The current season sees Opolais in a wide range of repertoire, including her return to Bayerische Staatsoper in Munich as Vitellia in a new production of Mozart’s La clemenza di Tito and as the title role in Rusalka. She also makes her Hamburg Staatsoper debut as Desdemona in Verdi’s Otello. Opernhaus Zürich welcomes Opolais back in the title role of Janáček’s Jenůfa, and in April 2014 she will return to the Metropolitan Opera for Madama Butterfly. Opolais will perform the title role in the Royal Opera House’s new production of Manon Lescaut under the baton of Antonio Pappano in the summer of 2014.
As her repertoire grows, Opolais is growing deft at switching between different styles. “Puccini is freestyle for me and Verdi is about good technique,” she says. In general, Opolais finds Verdi to be the more technically demanding composer, while Puccini offers “more freedom for musical interpretation.” She feels most at home in Puccini and Verdi, but in this last year, “I have learned to understand Mozart much more.
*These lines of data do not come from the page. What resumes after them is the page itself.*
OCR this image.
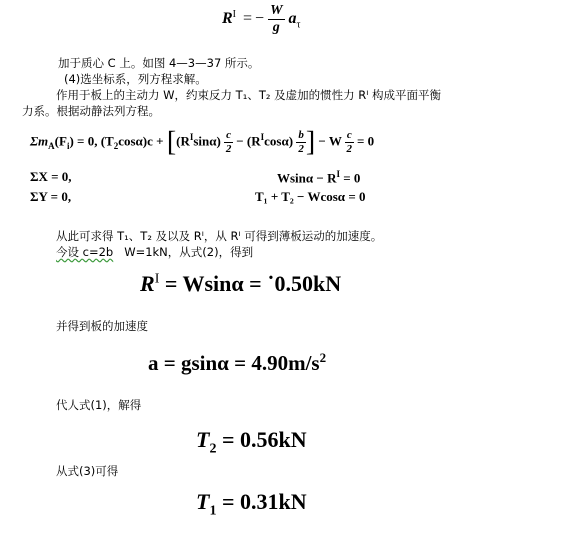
$R^I$ = − $\frac{W}{g} a_\tau$
加于质心 C 上。如图 4—3—37 所示。
(4)选坐标系，列方程求解。
作用于板上的主动力 W，约束反力 T₁、T₂ 及虚加的惯性力 Rᴵ 构成平面平衡
力系。根据动静法列方程。
$\Sigma m_A(F_i) = 0$, $(T_2\cos\alpha)c + [(R^I\sin\alpha) \frac{c}{2} - (R^I\cos\alpha) \frac{b}{2}$ ] − W $\frac{c}{2} = 0$
ΣX = 0,	$Wsin\alpha - R^I = 0$
ΣY = 0,	T₁ + T₂ − Wcosα = 0
从此可求得 T₁、T₂ 及以及 Rᴵ，从 Rᴵ 可得到薄板运动的加速度。
今设 c=2b W=1kN，从式(2)，得到
$R^I = Wsin\alpha$ = ˙0.50kN
并得到板的加速度
$a = gsin\alpha = 4.90m/s^2$
代人式(1)，解得
$T_2 = 0.56kN$
从式(3)可得
$T_1 = 0.31kN$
If you didn’t study Mozart early on, you have to really work with a special coach.”
Just before New Year’s in 2011, Opolais added another role to her repertoire when she and Nelsons welcomed their daughter Adriana Anna into their lives. “It’s very interesting that God gave me both [a career and a family] at the same time,” she says. “I try to be a good mother. If I’m not seeing her that much, she still knows that I love her. I think of her when I am on stage and she gives me strength. I am looking forward to her seeing me on stage. She could be my biggest critic.”
Opolais brings Adriana with her on longer projects, but not when she tours or frequently changes hotels. Opolais and Nelsons will continue to make their home in Riga. Both are looking forward to being closer geographically, when he is in Boston and she is in New York.
To balance the demands of travel, a rising career, and family, Opolais tries to keep healthy, get enough sleep (though sometimes Adriana doesn’t cooperate), and “be careful and be positive and not fearful. A good technique and a clear mind are important,” she says.
Opolais remains surprised and delighted by her rapidly ascending career. It all seems like a dream, she says. Her advice to young singers? “Careful what you dream about; sometimes your dreams come true.”